It had become so deep-seated a challenge, that beyond its negative economic impact and national security implications, the international oil companies operating in the country for more than six decades started to exit Nigeria.
The country is not out of the woods yet, but it would seem that there is some hope in the horizon and some light at the end of the proverbial tunnel, given the jump in volume drilled and its attendant revenue implication for the federation.
The sheer volume of crude oil lost to non-state actors and the manner the situation has disrupted the nation’s economy, will be a discussion for another time, but suffice to say that official security arrangement failed to curb the menace markedly. This resulted in the federal government seeking alternative solutions.
Before now, several layers of security arrangements and special units had been set up by the federal government under various names, but the problem had, as it were, not been resolved.
Those who wear the shoe were feeling the pains.
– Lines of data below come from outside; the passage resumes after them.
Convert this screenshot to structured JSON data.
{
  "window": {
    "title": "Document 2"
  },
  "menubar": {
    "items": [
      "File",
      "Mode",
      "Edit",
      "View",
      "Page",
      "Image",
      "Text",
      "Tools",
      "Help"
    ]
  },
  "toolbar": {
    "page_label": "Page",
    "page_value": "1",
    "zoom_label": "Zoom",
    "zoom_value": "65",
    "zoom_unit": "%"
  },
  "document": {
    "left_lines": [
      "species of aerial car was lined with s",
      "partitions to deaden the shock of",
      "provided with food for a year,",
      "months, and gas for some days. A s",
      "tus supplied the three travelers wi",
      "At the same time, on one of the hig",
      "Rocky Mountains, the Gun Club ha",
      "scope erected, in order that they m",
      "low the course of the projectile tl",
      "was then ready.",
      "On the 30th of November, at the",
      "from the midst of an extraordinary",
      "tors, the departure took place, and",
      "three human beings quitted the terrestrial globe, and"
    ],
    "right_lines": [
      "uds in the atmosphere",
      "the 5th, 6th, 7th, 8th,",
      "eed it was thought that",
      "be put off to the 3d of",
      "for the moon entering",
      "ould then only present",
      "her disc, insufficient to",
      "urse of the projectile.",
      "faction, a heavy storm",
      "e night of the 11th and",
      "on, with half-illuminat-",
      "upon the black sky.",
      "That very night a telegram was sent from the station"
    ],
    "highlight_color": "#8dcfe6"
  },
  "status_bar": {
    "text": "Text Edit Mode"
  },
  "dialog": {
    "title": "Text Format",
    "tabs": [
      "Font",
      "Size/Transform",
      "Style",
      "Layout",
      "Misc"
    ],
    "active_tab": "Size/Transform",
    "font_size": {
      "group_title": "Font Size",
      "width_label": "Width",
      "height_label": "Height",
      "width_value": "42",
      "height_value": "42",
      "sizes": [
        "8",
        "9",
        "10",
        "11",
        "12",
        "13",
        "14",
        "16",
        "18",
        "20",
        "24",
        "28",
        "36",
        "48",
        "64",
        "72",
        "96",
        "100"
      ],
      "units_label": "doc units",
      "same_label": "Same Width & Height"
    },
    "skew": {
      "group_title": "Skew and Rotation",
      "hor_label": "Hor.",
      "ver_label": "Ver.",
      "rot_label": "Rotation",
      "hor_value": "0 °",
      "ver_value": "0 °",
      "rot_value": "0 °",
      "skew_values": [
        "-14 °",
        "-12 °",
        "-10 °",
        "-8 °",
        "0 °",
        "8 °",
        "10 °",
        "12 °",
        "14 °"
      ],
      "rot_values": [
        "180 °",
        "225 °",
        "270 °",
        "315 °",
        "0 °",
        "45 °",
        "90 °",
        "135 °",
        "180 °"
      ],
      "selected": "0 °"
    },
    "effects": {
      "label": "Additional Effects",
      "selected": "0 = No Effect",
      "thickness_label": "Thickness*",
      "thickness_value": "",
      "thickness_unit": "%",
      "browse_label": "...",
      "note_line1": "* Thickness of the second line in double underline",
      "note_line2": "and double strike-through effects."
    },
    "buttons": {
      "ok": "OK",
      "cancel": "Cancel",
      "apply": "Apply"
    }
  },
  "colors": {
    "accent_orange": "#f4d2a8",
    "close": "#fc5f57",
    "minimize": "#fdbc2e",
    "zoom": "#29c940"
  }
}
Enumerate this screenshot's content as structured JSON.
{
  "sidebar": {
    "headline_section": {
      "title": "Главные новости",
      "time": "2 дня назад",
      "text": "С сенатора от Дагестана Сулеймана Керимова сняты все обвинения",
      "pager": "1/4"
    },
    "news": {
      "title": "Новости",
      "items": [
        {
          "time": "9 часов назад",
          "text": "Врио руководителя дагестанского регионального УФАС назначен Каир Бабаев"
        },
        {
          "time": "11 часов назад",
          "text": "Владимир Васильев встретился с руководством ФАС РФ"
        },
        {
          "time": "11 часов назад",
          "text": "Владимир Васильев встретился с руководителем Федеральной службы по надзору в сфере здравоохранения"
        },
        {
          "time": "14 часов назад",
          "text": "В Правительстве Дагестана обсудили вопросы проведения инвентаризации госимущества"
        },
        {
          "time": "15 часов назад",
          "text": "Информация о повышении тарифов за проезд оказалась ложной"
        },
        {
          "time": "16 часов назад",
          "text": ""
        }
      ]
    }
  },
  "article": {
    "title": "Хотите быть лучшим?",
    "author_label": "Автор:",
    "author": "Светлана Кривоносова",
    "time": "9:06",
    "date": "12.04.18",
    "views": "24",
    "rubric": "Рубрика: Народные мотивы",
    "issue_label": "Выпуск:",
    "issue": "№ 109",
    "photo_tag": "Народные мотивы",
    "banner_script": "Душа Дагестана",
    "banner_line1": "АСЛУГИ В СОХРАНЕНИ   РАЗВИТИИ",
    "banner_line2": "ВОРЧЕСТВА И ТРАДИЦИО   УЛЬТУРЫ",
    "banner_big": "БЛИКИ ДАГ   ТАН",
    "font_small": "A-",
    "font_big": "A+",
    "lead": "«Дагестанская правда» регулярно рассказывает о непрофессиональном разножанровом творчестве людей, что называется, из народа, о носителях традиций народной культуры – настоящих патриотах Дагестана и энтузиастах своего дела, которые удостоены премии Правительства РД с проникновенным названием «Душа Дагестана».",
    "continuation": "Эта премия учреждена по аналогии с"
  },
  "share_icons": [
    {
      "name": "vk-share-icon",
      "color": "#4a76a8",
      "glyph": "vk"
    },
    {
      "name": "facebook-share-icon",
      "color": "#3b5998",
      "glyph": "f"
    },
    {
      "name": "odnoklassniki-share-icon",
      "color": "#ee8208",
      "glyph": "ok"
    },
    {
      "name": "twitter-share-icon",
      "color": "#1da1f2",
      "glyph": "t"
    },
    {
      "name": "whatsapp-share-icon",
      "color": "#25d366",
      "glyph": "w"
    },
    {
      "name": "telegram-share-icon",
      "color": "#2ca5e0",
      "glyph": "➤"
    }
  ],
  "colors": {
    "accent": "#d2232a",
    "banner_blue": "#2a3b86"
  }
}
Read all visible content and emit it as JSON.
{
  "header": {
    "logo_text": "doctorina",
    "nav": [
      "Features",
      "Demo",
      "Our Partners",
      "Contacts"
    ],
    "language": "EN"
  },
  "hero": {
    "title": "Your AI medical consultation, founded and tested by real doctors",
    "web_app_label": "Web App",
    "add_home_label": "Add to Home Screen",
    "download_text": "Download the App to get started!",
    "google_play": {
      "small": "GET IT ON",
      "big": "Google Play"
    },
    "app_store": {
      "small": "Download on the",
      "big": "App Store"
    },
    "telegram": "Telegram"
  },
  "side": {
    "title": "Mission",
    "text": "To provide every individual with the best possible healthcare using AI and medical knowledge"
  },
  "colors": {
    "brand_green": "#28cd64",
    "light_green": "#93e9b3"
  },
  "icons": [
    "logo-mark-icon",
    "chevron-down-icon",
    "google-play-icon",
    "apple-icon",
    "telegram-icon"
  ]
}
Industry players cried out, government gave assurances, Nigeria’s main source of foreign exchange was drying up, dwarfing government revenues even as it took a toll on the environment.
While oil-producing nations were boosting their foreign reserves and National Oil Companies (NOCs) were declaring massive profits and bonuses, Nigeria, ironically, remained in the doldrums because it was under-producing.
So, when it became public knowledge that the Nigerian National Petroleum Company Limited (NNPC), had facilitated the signing of back channel contracts for the protection of the pipelines and other assets, it was received with mixed reactions.
A year later, there appears to be some justification for that decision, given that Nigeria recently produced its highest volume of crude oil since January 2022, that is a period of 21 months.
Although, there are still considerable activities by vandals and oil thieves, there has been some significant improvements, which can be justifiably tied to the pipeline surveillance and protection agreements signed with the local security groups.
There had been fluctuations before now, but for the past three months, the crude volume output has been steady and consistent, a sign that things have probably begun to look up.
According to data from the Organisation of Petroleum Exporting Countries (OPEC), increased crude production by Iran, Nigeria and Iraq, inspired a boost in the August production.
The oil production from the 13 members of the organisation, OPEC, averaged 27.45 million barrels per day for that month, higher by 113,000 bpd on a month-on-month basis.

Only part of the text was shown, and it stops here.